Celine Lim, managing director of SAVE Rivers in Malaysia, said that while the declaration acknowledges Indigenous peoples, it still “lacks strong language that addresses the urgent needs to safeguard and protect the environment and the people that defend it, including many of the Indigenous Peoples’ environmental defenders that are criminalized for their work in the region.”

“ASEAN must halt the lean towards authoritarian governance within its member states if it is to effectively uphold real, just and inclusive human and environmental rights,” Lim said.

Raynaldo G. Sembiring, executive director of the Indonesian Center for Environmental Law, described the declaration as “an important first step in acknowledging environmental protection as a fundamental human right within ASEAN.”

Sembiring said the declaration’s impact would depend not on its language but on how ASEAN members turn their commitments into measurable action through clear national plans and stronger regional cooperation to ensure inclusive, rights-based, and accountable environmental governance.

Civil society groups urged the ASEAN Intergovernmental Commission on Human Rights to adopt “a meaningful process for public participation in the development of the Regional Plan of Action,” according to the Mekong Legal Network.

Civil society proposes alternative vision

A day after the summit, over 20 organizations—including the Center for Energy, Ecology, and Development (CEED), EarthRights International, Caritas Philippines, World Animal Protection, and the Office on Human Development and Climate Change Desk of the Federation of Asian Bishops’ Conferences—released the 2025 ASEAN People’s Agenda on Climate, Biodiversity, and Energy.

The Agenda calls on ASEAN leaders “to pursue a bold, people-centered transformation that protects biodiversity, addresses the climate crisis, and upholds the rights and dignity of all.”

“Southeast Asia stands at the forefront of the climate and biodiversity crisis,” the groups stated. “Our region—home to the Coral Triangle and some of the world’s richest ecosystems—faces worsening heatwaves, floods, and rising seas.
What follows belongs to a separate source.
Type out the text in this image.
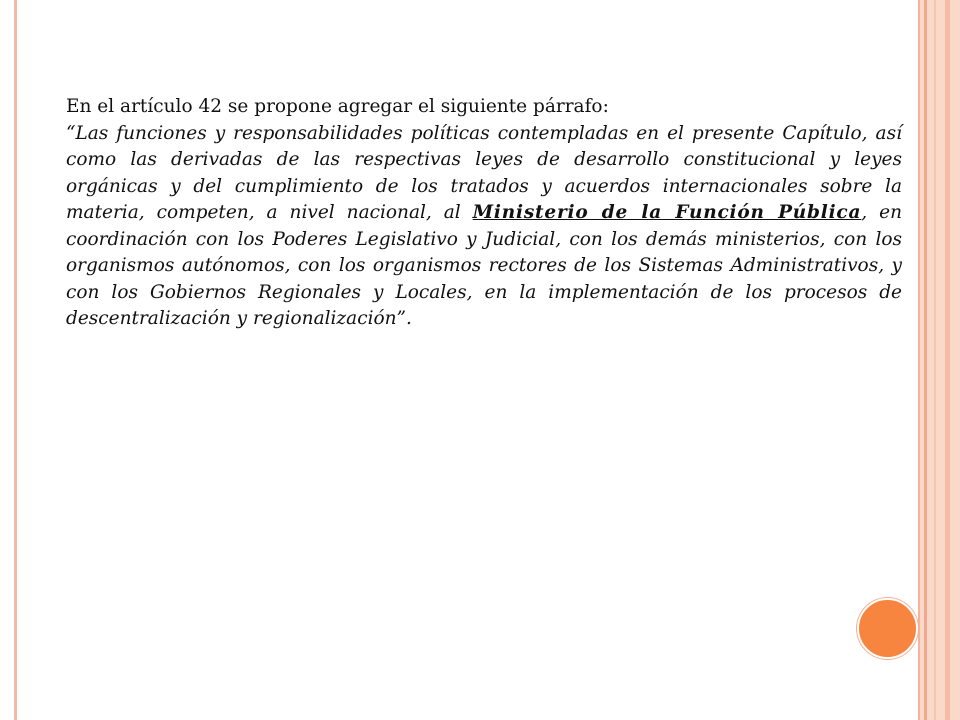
En el artículo 42 se propone agregar el siguiente párrafo:

“Las funciones y responsabilidades políticas contempladas en el presente Capítulo, así como las derivadas de las respectivas leyes de desarrollo constitucional y leyes orgánicas y del cumplimiento de los tratados y acuerdos internacionales sobre la materia, competen, a nivel nacional, al Ministerio de la Función Pública, en coordinación con los Poderes Legislativo y Judicial, con los demás ministerios, con los organismos autónomos, con los organismos rectores de los Sistemas Administrativos, y con los Gobiernos Regionales y Locales, en la implementación de los procesos de descentralización y regionalización”.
Addressing these crises is no longer optional; it is essential for our collective survival.”

The document urges ASEAN to align national climate commitments with the 1.5°C goal and calls on Global North countries to “acknowledge and act on their historical responsibility for the climate crisis,” upholding the principle of Common But Differentiated Responsibilities.

Responding to the growing threat to marine ecosystems, the Agenda demands the declaration of “key biodiversity areas and wildlife corridors, such as the Coral Triangle, Verde Island Passage, Tun Mustapha Park, and Mekong Delta, as no-go zones for destructive and extractive activities.”

While acknowledging Malaysia’s adoption of the ASEAN environmental rights declaration as a “starting point,” the groups urged ASEAN to “establish and adopt a legally binding framework for environmental rights.”

“We further demand that environmental goals be made central, the need for inter-pillar integration and implementation through the frameworks of the social and economic pillars of the ASEAN framework,” the statement added.